We've settled back into the routine of the school year and the after-school activities schedule. Tom and I sat down the first week of school to take a good hard look at our budget (not recommended as a mood enhancer unless you are Bill Gates). After listing all of our normal monthly expenditures, our exorbitantly expensive health insurance (the joys of self-employment), and the fees for the girls' extracurricular activities, we totaled the whole mess up and compared it to Tom's monthly net salary. We squinted at the numbers, re-totaled, and discussed.

Bottom line: after fourteen years of being out of the classroom, I'm heading back - this time as a substitute teacher. It's something I said I'd never do. Funny how that always comes back to bite you in the ass, isn't it?

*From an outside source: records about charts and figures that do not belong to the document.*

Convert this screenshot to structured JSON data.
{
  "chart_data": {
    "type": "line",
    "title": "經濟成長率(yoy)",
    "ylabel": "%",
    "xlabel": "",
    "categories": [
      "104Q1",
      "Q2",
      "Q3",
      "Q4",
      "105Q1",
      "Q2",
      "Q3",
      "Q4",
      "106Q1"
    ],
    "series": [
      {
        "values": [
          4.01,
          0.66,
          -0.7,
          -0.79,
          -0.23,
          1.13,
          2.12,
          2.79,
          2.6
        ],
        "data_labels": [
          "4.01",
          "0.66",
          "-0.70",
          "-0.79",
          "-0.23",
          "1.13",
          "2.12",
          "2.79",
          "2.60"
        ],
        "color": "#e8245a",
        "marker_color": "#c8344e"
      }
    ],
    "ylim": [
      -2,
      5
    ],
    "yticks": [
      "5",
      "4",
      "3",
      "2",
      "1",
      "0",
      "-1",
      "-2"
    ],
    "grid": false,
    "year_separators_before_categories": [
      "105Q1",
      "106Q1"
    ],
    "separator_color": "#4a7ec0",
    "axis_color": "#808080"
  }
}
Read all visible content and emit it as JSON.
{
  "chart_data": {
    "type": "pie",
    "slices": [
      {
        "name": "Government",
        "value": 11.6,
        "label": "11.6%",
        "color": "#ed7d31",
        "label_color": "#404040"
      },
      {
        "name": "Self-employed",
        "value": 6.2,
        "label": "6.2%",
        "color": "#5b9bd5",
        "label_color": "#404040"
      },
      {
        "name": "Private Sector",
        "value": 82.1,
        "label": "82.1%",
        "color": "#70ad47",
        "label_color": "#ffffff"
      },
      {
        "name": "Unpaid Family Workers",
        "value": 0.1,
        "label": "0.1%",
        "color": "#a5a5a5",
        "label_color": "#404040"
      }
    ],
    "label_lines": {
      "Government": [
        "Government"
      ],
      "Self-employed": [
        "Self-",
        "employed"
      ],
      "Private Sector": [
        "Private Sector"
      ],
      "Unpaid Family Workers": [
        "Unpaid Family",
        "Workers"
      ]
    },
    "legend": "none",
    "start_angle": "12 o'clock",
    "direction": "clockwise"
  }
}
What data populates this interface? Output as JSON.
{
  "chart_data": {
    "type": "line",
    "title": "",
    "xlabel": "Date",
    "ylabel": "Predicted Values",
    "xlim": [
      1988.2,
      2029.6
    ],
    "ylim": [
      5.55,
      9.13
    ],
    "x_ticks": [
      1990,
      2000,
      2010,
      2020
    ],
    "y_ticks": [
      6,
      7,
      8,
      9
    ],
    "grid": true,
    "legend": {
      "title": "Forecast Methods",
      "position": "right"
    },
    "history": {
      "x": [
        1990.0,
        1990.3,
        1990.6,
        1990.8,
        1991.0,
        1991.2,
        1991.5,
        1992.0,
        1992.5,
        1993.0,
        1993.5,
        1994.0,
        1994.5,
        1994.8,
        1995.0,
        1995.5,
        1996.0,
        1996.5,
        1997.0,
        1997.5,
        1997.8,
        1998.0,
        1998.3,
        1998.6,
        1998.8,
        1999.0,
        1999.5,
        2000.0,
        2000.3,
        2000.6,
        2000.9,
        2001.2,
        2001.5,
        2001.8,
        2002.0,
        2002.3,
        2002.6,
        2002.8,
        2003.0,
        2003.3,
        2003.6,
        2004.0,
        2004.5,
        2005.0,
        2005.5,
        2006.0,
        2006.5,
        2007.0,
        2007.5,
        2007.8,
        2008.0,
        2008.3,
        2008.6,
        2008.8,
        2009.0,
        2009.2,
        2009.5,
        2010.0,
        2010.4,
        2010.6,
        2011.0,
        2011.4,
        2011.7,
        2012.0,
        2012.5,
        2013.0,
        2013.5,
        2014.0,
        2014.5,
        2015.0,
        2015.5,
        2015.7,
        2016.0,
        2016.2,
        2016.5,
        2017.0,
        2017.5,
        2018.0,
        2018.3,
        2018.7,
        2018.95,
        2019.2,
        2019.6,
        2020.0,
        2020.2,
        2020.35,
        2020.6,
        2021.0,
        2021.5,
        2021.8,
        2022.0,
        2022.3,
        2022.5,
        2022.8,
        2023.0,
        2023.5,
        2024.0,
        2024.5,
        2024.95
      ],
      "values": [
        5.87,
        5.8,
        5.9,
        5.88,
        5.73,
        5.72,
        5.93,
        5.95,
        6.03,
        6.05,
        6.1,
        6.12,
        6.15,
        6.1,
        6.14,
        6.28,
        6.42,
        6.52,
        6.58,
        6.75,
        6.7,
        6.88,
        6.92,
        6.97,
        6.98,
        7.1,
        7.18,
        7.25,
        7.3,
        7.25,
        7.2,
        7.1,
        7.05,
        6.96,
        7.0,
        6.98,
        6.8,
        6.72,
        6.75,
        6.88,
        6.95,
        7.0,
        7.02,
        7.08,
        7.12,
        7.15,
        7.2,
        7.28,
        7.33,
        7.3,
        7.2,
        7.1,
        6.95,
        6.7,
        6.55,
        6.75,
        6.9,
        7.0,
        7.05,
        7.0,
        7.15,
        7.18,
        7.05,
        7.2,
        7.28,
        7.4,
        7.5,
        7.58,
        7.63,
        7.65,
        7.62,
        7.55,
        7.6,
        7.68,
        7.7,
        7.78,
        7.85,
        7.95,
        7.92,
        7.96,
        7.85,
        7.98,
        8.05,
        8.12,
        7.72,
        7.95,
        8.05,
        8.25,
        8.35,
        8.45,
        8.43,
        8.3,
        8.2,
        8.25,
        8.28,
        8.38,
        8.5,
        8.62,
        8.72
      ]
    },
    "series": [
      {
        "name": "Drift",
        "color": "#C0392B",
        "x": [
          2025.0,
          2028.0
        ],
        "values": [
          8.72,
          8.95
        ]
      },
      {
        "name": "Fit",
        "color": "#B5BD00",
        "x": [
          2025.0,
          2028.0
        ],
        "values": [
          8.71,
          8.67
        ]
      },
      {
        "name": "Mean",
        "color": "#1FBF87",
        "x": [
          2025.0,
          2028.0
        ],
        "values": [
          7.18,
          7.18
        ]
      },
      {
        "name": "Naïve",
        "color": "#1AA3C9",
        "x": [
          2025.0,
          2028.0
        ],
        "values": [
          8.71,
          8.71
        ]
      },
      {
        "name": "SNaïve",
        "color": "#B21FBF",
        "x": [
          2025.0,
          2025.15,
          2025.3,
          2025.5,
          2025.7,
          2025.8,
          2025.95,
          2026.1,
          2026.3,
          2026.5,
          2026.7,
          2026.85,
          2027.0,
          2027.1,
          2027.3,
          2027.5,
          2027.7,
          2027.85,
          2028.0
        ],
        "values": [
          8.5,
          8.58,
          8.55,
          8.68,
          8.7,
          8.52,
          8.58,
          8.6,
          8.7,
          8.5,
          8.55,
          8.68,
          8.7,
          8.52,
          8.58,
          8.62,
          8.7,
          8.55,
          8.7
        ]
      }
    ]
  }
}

"I'd never want to be a sub! What a terrible job!" I've been known to say airily. And it is terrible (the pay is laughable - transients probably make more money washing windshields at intersections for one hour than a sub does in a day). But it also dovetails with my kids' schooldays, it brings in more money than I'm currently earning (which would be $0 per year), I have the luxury of not subbing if my kids are sick, and it puts me back in the classroom with kids. Even though I came to the decision by necessity, I find that I'm really looking forward to it. Teenagers may be moody, hormonal, and prone to questioning authority, but I've missed the little buggers.

Also! I got to go clothes shopping. I assume that they don't want subs in yoga pants and hoodies, which has been my uniform since 1996. I also have a festive array of baseball caps and flip-flops, which I switch out for sneakers in the cold seasons. I picked up some dress pants, skirts, blouses, and cardigans. Tom, of course, grumps about how many subbing days I've already "spent" with my wardrobe enhancement, but he is a big fan of the pencil skirts and high heels.

Can you imagine the blog fodder this could generate? It's a win-win all around.